'We are not robots' - Carroll

- Published
David De Gea, Edwin Van der Sar and Peter Schmeichel are widely acknowledged as United's modern-day great goalkeepers.
Yet there were others in between who helped the club win Premier League titles.
Mark Bosnich and Raimond van der Gouw featured in 37 of the 38 games in the 1999-2000 championship-winning campaign. World Cup winner Fabian Barthez was in goal for 30 matches of the 2000-01 title triumph. He did the same in 2002-03, when Roy Carroll played 10 times.
The Northern Irishman, who is currently working as an academy coach in Saudi Arabia, has first-hand experience of what it takes to be a goalkeeper at United.

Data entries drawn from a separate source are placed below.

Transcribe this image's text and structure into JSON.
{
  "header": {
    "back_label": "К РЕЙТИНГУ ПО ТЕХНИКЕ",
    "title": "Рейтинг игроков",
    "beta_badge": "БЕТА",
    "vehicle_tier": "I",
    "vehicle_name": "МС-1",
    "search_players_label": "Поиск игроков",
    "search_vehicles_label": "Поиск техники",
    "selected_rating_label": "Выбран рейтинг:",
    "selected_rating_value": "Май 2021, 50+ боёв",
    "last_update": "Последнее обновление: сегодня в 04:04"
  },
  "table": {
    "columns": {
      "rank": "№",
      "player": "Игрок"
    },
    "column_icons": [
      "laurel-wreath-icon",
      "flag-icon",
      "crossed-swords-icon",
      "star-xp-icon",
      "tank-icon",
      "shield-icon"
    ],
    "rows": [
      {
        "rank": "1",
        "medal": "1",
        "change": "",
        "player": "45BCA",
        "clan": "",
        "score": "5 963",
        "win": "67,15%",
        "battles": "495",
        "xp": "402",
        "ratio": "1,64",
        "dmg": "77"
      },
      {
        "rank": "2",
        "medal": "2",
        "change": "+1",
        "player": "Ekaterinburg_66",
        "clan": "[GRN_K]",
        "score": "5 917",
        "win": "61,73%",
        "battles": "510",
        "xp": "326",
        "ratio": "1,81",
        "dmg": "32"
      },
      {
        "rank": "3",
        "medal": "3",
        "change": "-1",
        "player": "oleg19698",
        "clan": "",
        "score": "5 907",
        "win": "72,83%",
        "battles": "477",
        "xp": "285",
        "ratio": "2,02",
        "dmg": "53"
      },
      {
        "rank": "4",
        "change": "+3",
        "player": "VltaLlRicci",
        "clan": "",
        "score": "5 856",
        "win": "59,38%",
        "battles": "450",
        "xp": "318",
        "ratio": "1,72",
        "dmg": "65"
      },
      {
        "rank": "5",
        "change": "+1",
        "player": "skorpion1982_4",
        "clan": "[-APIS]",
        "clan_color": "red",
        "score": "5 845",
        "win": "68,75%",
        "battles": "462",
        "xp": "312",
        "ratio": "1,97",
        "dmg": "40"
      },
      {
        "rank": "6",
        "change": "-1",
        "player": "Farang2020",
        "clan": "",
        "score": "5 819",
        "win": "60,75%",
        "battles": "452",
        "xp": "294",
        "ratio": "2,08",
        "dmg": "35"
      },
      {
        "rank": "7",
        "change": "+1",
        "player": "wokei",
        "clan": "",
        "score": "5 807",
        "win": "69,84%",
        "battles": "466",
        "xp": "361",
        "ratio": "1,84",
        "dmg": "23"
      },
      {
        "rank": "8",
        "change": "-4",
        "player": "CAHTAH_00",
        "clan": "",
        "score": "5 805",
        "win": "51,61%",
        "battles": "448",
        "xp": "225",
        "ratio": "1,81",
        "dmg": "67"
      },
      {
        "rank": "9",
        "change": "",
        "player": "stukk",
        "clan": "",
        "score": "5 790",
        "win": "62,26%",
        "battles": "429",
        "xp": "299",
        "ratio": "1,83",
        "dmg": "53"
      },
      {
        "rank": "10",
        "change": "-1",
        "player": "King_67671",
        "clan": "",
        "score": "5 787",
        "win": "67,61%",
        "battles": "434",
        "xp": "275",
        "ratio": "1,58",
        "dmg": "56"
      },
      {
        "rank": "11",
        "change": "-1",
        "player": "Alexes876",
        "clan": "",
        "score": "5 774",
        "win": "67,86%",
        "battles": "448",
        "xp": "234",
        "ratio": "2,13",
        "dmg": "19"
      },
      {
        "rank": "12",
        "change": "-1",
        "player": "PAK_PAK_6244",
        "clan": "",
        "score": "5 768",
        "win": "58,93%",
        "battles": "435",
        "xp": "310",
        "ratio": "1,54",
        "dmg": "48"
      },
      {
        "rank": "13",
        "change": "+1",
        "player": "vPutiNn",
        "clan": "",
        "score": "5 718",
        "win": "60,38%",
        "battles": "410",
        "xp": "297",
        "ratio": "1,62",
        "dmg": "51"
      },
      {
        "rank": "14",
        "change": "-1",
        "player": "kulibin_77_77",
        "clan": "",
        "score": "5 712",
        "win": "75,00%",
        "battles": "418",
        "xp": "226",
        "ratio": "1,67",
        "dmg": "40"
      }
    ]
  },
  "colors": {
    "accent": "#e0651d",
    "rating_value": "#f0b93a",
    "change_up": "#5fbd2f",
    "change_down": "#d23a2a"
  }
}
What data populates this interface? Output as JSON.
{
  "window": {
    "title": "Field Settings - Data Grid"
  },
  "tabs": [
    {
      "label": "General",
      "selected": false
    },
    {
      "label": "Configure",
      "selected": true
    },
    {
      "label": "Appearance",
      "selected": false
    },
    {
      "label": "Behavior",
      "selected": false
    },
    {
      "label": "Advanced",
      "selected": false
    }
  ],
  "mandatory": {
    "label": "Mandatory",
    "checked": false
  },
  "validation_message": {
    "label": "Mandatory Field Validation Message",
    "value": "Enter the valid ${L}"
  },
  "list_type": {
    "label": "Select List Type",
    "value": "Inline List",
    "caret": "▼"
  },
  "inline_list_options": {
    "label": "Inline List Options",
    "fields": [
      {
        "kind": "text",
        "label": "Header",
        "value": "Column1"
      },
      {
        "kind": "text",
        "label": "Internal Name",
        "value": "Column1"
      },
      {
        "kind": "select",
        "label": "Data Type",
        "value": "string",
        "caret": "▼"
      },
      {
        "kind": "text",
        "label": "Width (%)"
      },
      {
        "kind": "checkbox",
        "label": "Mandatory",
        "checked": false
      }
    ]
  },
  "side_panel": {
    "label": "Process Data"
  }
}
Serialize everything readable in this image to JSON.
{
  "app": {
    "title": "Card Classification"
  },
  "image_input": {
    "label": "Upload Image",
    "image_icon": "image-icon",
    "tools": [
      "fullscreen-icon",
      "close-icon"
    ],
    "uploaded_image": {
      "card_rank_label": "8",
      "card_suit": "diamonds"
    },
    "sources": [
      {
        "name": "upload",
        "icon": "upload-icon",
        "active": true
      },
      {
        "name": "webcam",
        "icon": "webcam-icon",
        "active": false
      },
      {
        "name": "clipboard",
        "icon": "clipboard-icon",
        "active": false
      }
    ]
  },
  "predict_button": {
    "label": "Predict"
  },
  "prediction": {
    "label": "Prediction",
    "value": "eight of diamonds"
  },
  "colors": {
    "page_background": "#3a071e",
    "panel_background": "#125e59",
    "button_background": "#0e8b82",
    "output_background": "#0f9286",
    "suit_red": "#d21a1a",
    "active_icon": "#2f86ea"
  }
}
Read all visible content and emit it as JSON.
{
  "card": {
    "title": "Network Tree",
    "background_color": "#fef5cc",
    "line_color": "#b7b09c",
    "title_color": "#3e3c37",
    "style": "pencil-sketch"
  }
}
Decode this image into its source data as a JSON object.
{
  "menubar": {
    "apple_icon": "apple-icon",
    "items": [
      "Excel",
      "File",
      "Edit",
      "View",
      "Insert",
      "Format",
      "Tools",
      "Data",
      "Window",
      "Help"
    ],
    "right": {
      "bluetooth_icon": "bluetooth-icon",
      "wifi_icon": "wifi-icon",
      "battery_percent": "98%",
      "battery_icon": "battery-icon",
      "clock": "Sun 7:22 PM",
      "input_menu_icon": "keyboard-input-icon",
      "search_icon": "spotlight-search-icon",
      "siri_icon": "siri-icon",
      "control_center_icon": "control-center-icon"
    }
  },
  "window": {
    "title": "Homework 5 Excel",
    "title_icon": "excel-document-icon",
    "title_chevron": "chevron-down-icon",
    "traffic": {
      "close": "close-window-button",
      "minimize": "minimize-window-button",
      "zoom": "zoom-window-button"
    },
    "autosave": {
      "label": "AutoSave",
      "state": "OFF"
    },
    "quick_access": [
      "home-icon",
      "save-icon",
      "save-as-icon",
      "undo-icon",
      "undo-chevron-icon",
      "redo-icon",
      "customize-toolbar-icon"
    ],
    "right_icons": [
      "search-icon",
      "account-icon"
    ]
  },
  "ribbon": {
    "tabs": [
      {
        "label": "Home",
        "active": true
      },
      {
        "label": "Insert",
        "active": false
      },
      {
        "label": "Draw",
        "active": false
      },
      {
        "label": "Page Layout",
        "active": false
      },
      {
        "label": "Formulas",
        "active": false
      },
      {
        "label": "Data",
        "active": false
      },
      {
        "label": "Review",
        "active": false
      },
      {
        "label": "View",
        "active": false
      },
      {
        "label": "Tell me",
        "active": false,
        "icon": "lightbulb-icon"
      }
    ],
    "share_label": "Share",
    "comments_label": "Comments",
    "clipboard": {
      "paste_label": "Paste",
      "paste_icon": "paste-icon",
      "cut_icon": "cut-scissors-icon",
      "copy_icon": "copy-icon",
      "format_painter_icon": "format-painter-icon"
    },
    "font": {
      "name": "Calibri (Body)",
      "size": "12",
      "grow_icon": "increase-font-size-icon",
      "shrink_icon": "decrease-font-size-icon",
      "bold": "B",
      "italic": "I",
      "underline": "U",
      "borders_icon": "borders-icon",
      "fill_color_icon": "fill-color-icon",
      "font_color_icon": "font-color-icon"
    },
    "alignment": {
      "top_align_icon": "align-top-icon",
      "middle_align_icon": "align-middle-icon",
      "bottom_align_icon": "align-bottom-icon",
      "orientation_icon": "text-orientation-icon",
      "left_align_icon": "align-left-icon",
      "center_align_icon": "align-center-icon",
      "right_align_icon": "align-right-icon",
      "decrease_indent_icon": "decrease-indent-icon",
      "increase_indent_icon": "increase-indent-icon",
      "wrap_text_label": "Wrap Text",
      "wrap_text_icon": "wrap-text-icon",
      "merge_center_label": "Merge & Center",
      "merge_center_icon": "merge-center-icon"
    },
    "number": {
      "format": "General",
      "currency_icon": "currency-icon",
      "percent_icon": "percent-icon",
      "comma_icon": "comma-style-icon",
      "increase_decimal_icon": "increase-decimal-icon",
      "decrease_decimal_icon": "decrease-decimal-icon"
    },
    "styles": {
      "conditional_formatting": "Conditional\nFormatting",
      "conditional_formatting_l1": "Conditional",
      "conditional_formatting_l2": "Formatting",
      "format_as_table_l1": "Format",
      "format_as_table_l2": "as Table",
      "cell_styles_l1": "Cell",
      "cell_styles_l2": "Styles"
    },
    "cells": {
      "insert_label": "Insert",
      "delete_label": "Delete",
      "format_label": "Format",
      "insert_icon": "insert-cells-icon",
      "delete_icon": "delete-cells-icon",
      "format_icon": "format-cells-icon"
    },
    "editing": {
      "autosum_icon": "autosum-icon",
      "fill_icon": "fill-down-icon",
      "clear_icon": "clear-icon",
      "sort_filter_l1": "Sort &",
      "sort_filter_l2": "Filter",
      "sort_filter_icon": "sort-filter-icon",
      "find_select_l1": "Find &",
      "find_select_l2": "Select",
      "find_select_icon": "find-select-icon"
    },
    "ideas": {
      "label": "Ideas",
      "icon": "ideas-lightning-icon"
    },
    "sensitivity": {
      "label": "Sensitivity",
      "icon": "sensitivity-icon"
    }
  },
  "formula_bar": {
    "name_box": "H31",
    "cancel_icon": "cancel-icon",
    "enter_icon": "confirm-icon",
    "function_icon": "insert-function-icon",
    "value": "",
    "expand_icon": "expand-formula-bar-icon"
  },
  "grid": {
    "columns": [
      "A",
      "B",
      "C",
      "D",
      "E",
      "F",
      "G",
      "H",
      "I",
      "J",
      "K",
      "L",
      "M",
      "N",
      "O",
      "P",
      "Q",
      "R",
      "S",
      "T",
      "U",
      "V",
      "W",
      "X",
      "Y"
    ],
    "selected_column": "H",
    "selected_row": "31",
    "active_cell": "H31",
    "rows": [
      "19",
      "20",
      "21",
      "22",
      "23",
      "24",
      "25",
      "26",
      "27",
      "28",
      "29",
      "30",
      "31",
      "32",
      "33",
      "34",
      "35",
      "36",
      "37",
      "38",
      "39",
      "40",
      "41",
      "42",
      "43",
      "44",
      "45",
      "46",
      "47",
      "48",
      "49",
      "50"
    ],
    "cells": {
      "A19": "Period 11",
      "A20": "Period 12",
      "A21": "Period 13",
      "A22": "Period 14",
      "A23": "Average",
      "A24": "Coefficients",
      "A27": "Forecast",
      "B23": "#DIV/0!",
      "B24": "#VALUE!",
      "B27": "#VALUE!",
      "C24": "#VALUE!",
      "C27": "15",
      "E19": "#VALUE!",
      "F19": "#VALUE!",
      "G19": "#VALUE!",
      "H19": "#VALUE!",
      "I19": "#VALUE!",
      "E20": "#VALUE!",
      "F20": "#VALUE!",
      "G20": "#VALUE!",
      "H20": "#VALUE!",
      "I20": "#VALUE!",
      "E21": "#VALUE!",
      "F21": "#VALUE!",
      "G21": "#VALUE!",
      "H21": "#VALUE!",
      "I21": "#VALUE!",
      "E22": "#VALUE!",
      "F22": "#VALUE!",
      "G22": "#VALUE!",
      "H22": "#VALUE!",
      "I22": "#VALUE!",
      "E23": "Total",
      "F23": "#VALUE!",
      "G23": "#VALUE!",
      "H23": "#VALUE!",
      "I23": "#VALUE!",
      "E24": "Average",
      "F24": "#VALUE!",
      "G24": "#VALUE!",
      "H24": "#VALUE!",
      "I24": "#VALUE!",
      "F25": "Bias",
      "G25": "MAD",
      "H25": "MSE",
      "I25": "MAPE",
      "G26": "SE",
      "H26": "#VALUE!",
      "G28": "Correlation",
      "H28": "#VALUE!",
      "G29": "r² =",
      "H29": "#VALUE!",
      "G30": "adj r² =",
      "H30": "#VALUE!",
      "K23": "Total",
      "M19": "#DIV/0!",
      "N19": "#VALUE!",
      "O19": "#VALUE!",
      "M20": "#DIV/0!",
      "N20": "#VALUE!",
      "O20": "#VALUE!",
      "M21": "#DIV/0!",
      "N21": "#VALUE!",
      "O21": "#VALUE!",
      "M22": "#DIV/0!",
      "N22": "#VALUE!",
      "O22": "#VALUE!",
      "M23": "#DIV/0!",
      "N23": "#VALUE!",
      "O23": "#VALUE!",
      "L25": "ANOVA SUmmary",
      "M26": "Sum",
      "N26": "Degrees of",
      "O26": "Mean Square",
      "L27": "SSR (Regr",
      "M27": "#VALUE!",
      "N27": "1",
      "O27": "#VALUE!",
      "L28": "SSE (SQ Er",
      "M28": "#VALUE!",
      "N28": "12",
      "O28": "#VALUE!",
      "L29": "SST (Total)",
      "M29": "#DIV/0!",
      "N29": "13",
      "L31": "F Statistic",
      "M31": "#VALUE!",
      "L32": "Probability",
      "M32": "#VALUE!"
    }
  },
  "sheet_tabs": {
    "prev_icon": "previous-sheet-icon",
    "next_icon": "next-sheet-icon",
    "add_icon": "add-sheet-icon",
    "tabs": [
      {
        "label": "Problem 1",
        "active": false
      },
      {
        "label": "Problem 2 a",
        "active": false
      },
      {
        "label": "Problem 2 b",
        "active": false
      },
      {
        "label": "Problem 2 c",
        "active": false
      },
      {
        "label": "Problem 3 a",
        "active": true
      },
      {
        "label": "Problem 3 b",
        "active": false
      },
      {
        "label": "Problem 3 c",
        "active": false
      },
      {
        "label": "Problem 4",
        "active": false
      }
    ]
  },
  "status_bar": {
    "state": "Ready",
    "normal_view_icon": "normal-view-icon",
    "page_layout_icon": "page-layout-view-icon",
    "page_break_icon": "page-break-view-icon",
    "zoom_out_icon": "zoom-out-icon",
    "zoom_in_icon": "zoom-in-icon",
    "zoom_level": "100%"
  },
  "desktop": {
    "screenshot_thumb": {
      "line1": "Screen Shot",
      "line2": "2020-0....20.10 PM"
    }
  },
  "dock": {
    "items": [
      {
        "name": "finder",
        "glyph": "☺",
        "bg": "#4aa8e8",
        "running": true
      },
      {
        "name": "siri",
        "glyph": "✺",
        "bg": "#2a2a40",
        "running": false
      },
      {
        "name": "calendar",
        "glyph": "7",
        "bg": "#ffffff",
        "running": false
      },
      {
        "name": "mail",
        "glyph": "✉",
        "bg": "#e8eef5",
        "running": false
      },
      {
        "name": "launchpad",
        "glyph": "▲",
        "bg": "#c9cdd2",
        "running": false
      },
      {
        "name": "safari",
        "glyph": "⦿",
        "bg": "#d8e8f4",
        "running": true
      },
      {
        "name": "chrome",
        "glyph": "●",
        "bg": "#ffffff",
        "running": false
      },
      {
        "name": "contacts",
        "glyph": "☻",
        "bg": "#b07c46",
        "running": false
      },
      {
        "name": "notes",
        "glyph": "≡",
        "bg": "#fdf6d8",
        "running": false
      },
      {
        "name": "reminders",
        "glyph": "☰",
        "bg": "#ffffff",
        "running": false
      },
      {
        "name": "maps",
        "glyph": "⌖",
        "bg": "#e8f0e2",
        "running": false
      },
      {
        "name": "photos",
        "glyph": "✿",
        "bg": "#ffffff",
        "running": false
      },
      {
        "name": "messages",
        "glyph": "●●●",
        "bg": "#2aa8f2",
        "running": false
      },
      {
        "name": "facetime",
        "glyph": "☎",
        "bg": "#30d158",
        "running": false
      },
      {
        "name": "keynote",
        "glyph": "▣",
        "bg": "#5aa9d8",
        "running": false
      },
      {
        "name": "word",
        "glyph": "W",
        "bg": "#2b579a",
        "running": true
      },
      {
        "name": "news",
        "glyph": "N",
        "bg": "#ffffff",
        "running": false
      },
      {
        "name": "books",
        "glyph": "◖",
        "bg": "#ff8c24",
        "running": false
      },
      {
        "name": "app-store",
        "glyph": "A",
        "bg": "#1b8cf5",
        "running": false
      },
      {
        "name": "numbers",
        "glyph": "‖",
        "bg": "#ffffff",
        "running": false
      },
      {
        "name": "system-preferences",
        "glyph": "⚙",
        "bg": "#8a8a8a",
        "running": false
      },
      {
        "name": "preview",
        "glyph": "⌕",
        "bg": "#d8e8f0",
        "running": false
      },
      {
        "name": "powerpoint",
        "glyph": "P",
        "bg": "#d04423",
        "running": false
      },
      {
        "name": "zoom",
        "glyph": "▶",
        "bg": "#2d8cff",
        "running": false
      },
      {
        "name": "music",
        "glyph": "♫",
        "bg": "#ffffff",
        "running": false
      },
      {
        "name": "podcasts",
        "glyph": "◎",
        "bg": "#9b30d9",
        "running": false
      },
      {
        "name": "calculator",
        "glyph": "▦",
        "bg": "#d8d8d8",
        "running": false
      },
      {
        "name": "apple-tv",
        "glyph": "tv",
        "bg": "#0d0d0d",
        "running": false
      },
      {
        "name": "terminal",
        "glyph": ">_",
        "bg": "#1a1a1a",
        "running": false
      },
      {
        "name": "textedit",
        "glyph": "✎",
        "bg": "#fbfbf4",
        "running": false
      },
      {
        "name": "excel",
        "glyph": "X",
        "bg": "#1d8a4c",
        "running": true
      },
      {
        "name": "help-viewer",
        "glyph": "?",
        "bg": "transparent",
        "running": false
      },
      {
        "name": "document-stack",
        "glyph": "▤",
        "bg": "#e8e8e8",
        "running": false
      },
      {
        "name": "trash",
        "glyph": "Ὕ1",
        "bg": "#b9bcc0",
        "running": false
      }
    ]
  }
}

"It's not easy playing for Manchester United at the moment, but it was hard back then because everyone was expecting the new Peter Schmeichel." Carroll said.
"Even then, if you made a mistake, it was big news. You had to be mentally strong and that is still the case.
"But we are not robots; we are all human beings. It is not so much what you do on the pitch as what you do off it."
Carroll knows the impact one moment as a United player can have.
He won a league title for the club and came on as a substitute in the 2004 FA Cup final victory over Millwall. He made 72 United appearances in total as part of a career than spanned nearly 500 senior games for 11 clubs across five countries.
Yet mention his name and the chances are the Pedro Mendes shot he dropped over the goalline and scooped to safety before the assistant referee had noticed is the moment that springs to mind.
"I made a big mistake against Spurs and that is what people talk about," he said.
"I take it. I laugh about it. At the time, I wasn't laughing because I was upset, but as you get older you get more relaxed."
Carroll is wary of pushing the mental toughness message too far because he knows repeating the message and adopting it are very different.
He talks openly about the depression - injury-related rather than down to mistakes - he suffered during his career, which is why he talks about off-field support, not just for United goalkeepers.
"Nobody taught me how to control the mental side," he said. "All I was bought to do was be a goalkeeper - train every day, play every weekend.
"I played in all the English leagues and, no matter if you are at the bottom or the top, you have to be mentally strong.
"You can be the best keeper in the world but, once you lose the mental side of it, it can break you, like it did with me for quite a while.
"That's why I try to help the young goalkeepers because the pressure now is a lot more intense."